Ma mère referme la porte. Je l'entends pester contre moi en s'adressant à Dieu. J'ouvre les yeux difficilement. Le visage gonflé, la bouche pâteuse, je me tire enfin de mon pieu.


Quinze heures et j'entends déjà sa petite voix qui se plaint de moi. J'ai honte. Yemma, si tu savais comme je souffre de toutes les contradictions avec lesquelles je vis. Tu penses que la vie est aussi simple qu'à ton époque, mais notre génération est pourrie jusqu'à la moelle. On cherche la caillasse Yemma, y a que ça pour s'en sortir... J'aimerais te prendre dans mes bras, mais j'ai les mains trop sales pour oser te toucher à nouveau. J'ai fait des choses dont je ne suis pas fier et aujourd'hui, j'en ai le cœur carbonisé de toutes ces slatas3. Tu persistes à y semer des graines Yemma, mais rien n'y pousse, rien n'y vit. Une journée de plus à tenir les murs, discussions entre cas soc', chicha, habta, on se checke, on se parle avec les mains et avec les mots on est plein de « hachek ». On remanie la langue de Molière, « on la plie à notre vouloir dire », comme dirait Aimé Césaire. C'est nos vies ; elles ne prennent de sens qu'autour de ces discussions, ou lors de ces soirées où l'adrénaline monte et que le butin est acquis, Yemma. Ces soirs-là, on brade nos vies pour pas grandchose, on risque les quinze piges fermes pour seulement cinq mille euros...

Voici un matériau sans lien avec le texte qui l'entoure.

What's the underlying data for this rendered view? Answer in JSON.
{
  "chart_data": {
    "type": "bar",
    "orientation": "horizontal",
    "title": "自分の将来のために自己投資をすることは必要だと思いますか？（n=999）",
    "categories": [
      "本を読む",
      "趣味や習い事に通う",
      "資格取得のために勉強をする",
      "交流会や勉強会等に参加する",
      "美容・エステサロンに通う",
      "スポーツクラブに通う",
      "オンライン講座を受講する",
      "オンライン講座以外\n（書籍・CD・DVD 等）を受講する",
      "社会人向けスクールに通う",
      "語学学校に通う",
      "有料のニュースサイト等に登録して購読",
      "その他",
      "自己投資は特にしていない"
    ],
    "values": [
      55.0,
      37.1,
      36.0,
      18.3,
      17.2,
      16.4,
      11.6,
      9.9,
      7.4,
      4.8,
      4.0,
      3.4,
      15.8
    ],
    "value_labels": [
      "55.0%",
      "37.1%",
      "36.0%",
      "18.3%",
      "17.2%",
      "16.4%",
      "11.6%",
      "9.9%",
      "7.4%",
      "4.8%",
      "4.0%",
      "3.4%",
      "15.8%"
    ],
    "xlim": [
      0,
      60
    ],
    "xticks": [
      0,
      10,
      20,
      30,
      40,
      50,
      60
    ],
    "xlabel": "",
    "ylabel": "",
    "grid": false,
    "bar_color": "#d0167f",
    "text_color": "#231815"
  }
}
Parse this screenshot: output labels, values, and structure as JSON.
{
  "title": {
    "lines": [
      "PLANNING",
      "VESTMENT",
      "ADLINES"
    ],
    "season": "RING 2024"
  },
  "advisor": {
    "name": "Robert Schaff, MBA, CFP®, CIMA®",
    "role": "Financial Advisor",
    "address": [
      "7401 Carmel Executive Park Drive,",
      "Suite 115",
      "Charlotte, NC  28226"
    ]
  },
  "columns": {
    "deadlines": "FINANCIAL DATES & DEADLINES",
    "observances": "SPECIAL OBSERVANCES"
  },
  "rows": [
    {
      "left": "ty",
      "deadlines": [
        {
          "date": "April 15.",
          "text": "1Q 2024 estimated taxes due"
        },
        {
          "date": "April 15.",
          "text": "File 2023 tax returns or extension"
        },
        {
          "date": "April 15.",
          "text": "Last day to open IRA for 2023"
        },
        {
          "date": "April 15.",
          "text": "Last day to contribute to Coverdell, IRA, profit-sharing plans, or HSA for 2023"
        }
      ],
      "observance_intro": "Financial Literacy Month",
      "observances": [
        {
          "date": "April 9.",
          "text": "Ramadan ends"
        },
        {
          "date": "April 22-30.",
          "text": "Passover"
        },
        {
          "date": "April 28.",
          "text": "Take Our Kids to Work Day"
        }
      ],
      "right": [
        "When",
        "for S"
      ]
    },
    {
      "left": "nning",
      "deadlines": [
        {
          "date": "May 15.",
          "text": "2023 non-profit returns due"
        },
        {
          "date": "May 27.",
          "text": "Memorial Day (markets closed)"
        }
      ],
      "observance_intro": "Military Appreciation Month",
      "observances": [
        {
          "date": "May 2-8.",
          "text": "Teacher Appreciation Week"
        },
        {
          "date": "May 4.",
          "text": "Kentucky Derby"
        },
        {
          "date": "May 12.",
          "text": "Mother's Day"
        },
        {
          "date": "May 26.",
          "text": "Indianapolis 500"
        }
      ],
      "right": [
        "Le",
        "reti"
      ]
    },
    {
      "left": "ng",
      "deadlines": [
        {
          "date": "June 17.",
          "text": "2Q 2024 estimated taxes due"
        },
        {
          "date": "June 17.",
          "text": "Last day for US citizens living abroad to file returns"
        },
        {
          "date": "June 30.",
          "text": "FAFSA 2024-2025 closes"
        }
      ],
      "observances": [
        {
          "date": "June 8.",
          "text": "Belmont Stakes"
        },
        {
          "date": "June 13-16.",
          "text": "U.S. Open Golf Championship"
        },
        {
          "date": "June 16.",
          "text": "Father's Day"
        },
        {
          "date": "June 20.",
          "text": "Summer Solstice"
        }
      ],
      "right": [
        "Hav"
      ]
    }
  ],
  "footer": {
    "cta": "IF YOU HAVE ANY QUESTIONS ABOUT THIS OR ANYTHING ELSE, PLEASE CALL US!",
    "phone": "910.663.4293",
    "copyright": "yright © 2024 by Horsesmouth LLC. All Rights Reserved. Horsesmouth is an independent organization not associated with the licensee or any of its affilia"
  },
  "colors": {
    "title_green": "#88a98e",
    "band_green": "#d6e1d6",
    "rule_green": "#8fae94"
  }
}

Mais c'est uniquement ainsi qu'on se sent vivre. C'est chaud à dire, mais malheureusement il n'y a que dans le hlam qu'on se sente épanouis. L'illicite nous offre tout ce qu'on n'a jamais eu : des thunes, des frères, mais surtout un sens à nos vies.


Tu sais Yemma, j'aurais voulu que tu sois fière de moi, que tu marches la tête levée par l'idée que ton fils s'en soit sorti. J'aurais voulu faire de toi une reine. Et pourtant, voilà vingt-cinq années que je suis sur Terre, vingt-cinq années que je fais tout de travers... Je n'ai rien changé, ni dans ma vie, ni dans la tienne. Enfin, si. À toi, je t'ai apporté tous les maux qu'un fils peut amener à sa mère : les conseils de discipline, les exclusions, puis les perquisitions à la maison, les G.A.V, les maisons d'arrêt, la prison... Je t'ai fait vivre le pire alors qu'au fond je cherchais pour toi le meilleur ; j'aurais voulu faire de toi une « vraie » dame... Mon esprit était plein de bonne volonté, mais ma vie est vide d'acquis, vide d'action. Vingt-cinq piges et j'en suis toujours au même point : comprendre qui je suis. Si je te racontais nos vies Yemma, tu n'en reviendrais pas ; tu n'en dormirais plus, tu ne nous croirais pas, toi qui t'es battue pour venir ici et nous offrir la chance de construire un réel avenir.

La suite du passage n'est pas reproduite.